You have three unknowns: the temperature at the conductor $$T_c$$, the temperature at the insulation $$T_i$$, and the air heat transfer coefficient $$h_a$$. You know the air temperature $$T_a$$, heat flow per length $$\dot{q}/L \equiv q_L$$, the geometry of the cable + insulation (radii $$r_c$$ and $$r_i$$), and the insulation material (thermal conductivity $$k$$).
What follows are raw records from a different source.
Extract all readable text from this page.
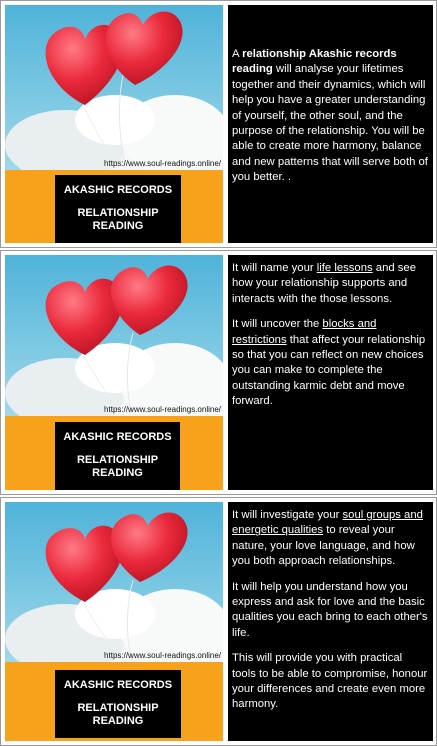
https://www.soul-readings.online/
AKASHIC RECORDS
RELATIONSHIP READING

A relationship Akashic records reading will analyse your lifetimes together and their dynamics, which will help you have a greater understanding of yourself, the other soul, and the purpose of the relationship. You will be able to create more harmony, balance and new patterns that will serve both of you better. .

https://www.soul-readings.online/
AKASHIC RECORDS
RELATIONSHIP READING

It will name your life lessons and see how your relationship supports and interacts with the those lessons.

It will uncover the blocks and restrictions that affect your relationship so that you can reflect on new choices you can make to complete the outstanding karmic debt and move forward.

https://www.soul-readings.online/
AKASHIC RECORDS
RELATIONSHIP READING

It will investigate your soul groups and energetic qualities to reveal your nature, your love language, and how you both approach relationships.

It will help you understand how you express and ask for love and the basic qualities you each bring to each other's life.

This will provide you with practical tools to be able to compromise, honour your differences and create even more harmony.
You have two energy balance equations.

$$q_L = \frac{2\pi\ k}{\ln(r_i/r_c)}\ (T_c - T_i)$$

$$q_L = 2\pi\ r_i\ h_a\ (T_i - T_a)$$

In the set of unknowns, you also know that $$h_a = f(T_i, T_a)$$. The relation is solved through a correlation equation, chart, or table using the Nusselt number $$Nu$$ (and Reynolds number and Prandtl number no doubt). The flow is (ostensibly) laminar (because you mention film temperature, meaning boundary layer theory, meaning laminar flow).

# Proposed Approach

When we know $$h_a$$, we can solve for both unknown temperatures.

$$\Rightarrow$$ Make a plot of $$T_c$$ and $$T_i$$ versus $$h_a$$ over a range of values for $$h_a$$ that are expected to be relevant for the physical system.

We do not know $$h_a$$ until we know $$T_i$$.

$$\Rightarrow$$ Calculate $$h_a$$ as a function of $$T_i$$. Superimpose the values correspondingly on the above graph.

The answer for the three unknown values will be at the point where the line for $$T_i$$ versus $$h_a$$ made using the energy balance equations intersects with the line for $$h_a$$ versus $$T_i$$ made using the correlation expressions.

Here is an example of the plot that I believe you might have at the end. The circles show how to obtain the three unknown values for your system.

You could also iterate through the equations. I prefer a graphical approach.